電気に引きつけられる習性があるため漏電による火災などの被害が多発

 人的被害ばかりではありません。ヒアリは昆虫だけでなく植物も食べるため、畑の作物や果樹などの被害も心配です。さらに小動物を襲う習性もあり、ニワトリやウシなどの家畜の仔も危険にさらされます。

 さらに電気に引きつけられる習性があるため、アメリカでは漏電による火災や信号機故障などの被害が多発。さまざまなヒアリによる経済損失は年間で50〜60億ドルにも及ぶとされます。

 やっかいなのは、ヒアリは暗い森や山の中よりも、日当たりの良い開けた場所を好んでコロニーを作ることです。舗装道路脇や公園などの都市環境に適応してしまうため、いちど定着を許してしまえば、日本人の多くはヒアリの隣人として暮らさなければなりません。

 定着して繁殖が始まれば、駆除が難しいヒアリ。環境省などは侵入を水際で食い止めるべく、すでに調査済みの7港を含め、中国・広州市の南沙港からコンテナの定期輸送がある22港湾でも調査を進める方針だといいます。

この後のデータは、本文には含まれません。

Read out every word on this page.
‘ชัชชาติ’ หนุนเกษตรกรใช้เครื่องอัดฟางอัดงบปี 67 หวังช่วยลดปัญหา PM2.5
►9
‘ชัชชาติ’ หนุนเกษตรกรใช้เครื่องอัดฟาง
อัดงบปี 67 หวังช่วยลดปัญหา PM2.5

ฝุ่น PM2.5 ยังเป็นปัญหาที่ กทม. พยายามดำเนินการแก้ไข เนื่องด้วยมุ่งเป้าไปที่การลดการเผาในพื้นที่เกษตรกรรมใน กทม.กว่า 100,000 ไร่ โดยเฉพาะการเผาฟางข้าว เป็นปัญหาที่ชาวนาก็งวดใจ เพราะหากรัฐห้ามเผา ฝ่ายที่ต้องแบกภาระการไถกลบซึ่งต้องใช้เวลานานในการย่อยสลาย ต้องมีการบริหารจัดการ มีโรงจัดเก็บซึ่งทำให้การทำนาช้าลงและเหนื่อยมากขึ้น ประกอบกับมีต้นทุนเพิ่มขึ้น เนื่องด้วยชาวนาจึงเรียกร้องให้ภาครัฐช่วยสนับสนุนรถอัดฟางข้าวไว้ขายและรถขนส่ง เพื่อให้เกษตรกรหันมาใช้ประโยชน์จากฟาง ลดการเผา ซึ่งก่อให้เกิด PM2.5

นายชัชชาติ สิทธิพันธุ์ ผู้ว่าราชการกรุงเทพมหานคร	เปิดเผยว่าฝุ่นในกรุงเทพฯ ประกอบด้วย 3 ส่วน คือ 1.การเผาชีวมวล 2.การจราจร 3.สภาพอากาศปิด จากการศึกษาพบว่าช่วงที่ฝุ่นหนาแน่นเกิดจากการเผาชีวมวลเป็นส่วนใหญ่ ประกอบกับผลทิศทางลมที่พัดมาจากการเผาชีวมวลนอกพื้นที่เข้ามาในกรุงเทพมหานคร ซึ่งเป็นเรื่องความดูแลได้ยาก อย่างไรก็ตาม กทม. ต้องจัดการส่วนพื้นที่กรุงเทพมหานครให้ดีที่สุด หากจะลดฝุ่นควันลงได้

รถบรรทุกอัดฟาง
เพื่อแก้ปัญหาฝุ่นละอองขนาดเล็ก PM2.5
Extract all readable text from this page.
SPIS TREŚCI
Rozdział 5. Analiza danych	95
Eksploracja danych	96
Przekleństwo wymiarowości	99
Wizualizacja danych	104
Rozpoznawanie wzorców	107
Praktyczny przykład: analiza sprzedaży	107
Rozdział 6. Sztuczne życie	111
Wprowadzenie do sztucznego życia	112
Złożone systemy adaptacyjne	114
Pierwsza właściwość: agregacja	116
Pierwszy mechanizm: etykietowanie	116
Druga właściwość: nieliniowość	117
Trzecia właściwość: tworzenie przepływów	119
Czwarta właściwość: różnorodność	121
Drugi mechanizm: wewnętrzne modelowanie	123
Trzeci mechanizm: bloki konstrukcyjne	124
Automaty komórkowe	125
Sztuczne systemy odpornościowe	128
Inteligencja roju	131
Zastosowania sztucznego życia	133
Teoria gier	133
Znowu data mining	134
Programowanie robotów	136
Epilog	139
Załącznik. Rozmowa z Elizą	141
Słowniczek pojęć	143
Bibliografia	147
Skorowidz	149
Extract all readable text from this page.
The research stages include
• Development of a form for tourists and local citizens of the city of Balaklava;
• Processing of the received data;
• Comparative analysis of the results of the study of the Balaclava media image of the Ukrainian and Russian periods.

決して死亡率は高くない。エスカレートした過剰反応は避けよう

 とはいえ私たちまで今から過剰に怖がる必要はないといいます。刺されて死亡した例があるとはいえ、単純に考えて北米での15万人に1人(0.001%以下)という死亡率は極めて低いものです。

 ちなみに日本でスズメバチに刺されて死亡する人は年間20名ほどいます。スズメバチに刺されると、大人の数%がアナフィラキシーショックを起こすと言われています。それと比較すれば危険度は低いといえます。

 アメリカでは、「ヒアリに対抗する在来アリの密度が高ければ、ヒアリがコロニーを定着させる率が下がる」という報告があります。味方になってくれる在来アリを駆逐したり、身近な自然を観察したりすることをやめれば、それが結果的にヒアリの浸入を許すことになると思われます。

 関係機関による監視の徹底とともに、私たちも冷静に足元に目を配って定着を阻止しましょう。まずはアリ見つけてもむやみに殺したり刺激したりしないこと。万一ヒアリの疑いがあれば生きている個体には触らず、自治体に連絡しましょう。ヒアリの浸入が心配なら正しい情報を集め、知識をつけたうえで「正しく恐れる」ことが大切です。